Voici le résumé de l'un d'entre eux.
de Françoise Vergès
Durant les années 1960-1970, l’État français encourageait l’avortement et la contraception dans les départements d’outre-mer alors même qu’il les interdisait et les criminalisait en France métropolitaine. Comment expliquer de telles disparités ? Partant du cas emblématique de La Réunion où, en juin 1970, des milliers d’avortements et de stérilisations sans consentement pratiqués par des médecins blancs furent rendus publics, Françoise Vergès retrace la politique de gestion du ventre des femmes, stigmatisées en raison de leur couleur de peau. S’appuyant sur les notions de genre, de race, de classe dans une ère postcoloniale, elle entend faire la lumière sur l’histoire méconnue de ces femmes, largement méprisées par les pouvoirs politiques français.
Des avortements et des stérilisations forcées ont été pratiqués dans les territoires d’outre-mer à partir des années 1960, par des médecins prétextant des opérations bénignes et parvenant ainsi à toucher les remboursements de la Sécurité sociale.
Partant de ce scandale et traitant principalement du cas de La Réunion qu’elle connaît bien, Françoise Vergès analyse la dimension coloniale du pouvoir politique, en insistant sur son souhait de dénationaliser le féminisme pour pouvoir justifier ces différences de traitement.
L’ouvrage entend apporter une voix dissonante dans le récit du féminisme qui a marginalisé l’expérience des femmes d’outre-mer, racisées et largement exploitées .

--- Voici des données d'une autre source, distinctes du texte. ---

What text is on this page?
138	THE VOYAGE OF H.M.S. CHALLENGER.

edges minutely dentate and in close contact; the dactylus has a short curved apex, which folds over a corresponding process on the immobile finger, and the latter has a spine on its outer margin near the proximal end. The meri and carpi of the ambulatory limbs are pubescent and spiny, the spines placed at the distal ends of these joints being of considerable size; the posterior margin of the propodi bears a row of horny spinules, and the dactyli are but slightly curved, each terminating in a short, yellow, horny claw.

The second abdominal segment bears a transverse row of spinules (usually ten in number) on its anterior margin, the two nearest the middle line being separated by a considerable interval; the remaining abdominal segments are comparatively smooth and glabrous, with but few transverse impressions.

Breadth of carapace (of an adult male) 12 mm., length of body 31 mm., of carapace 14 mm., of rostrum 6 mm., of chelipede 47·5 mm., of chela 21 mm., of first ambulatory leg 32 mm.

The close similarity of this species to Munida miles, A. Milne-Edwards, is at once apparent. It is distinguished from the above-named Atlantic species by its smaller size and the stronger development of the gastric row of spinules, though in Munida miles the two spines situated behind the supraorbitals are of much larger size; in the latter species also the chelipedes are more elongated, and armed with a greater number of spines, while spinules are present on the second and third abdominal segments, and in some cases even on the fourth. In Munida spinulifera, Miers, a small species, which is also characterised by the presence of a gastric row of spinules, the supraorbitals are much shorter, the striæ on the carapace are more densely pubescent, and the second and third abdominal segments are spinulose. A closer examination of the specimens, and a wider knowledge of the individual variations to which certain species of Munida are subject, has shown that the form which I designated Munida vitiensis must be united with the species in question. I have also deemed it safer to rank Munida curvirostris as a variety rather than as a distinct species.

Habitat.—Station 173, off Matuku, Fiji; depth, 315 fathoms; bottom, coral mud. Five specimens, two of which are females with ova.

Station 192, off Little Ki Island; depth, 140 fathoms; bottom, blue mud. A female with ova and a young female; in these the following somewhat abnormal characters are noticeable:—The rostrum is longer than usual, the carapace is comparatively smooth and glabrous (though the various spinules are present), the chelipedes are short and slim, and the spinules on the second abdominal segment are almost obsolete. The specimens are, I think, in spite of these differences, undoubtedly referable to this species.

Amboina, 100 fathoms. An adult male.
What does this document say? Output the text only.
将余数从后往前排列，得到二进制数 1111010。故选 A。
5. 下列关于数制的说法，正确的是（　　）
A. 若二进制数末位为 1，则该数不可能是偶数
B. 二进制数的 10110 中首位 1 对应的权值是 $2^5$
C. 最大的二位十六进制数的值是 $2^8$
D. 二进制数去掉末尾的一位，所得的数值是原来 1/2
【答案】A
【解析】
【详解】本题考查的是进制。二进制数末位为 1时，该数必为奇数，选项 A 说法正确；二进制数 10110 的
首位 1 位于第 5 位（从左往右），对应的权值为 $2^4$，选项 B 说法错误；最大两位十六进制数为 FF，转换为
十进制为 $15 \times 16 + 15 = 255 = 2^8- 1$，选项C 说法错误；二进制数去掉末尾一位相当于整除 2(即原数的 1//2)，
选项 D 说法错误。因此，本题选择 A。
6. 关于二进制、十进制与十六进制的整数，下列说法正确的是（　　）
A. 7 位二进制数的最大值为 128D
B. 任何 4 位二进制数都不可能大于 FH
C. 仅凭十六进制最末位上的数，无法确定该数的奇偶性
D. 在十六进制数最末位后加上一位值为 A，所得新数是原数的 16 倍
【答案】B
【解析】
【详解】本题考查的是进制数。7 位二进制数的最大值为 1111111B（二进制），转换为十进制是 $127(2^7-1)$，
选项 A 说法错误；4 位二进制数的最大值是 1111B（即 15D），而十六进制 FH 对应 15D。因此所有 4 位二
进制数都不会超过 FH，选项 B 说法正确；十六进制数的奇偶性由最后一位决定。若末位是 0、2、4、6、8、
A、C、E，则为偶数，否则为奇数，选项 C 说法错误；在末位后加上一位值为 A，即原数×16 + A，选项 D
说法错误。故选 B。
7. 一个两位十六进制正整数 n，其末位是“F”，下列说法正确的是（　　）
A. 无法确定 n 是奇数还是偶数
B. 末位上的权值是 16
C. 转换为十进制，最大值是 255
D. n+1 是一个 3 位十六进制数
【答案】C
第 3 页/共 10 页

L’ouvrage s’ouvre sur le scandale survenu sur l’île de La Réunion au début des années 1970. S’appuyant sur des journaux d’époque, Françoise Vergès explique que les faits furent révélés à partir de la révélation du cas d’une jeune de 17 ans victime en juin 1970 d’un avortement effectué dans la clinique de Saint-Benoît. Dès lors, des centaines, voire des milliers d’avortements forcés, souvent suivis de stérilisations, pratiqués pendant une dizaine d’années et souvent remboursés par la Sécurité sociale, furent mis en lumière. L’auteure raconte et analyse la terrible expérience des femmes avortées et/ou stérilisées de force, la médiatisation des faits et le rôle prépondérant joué par David Moreau, homme blanc représentant de la droite, personnalité importante dans la vie économique locale et propriétaire d’une clinique où se sont déroulés les faits.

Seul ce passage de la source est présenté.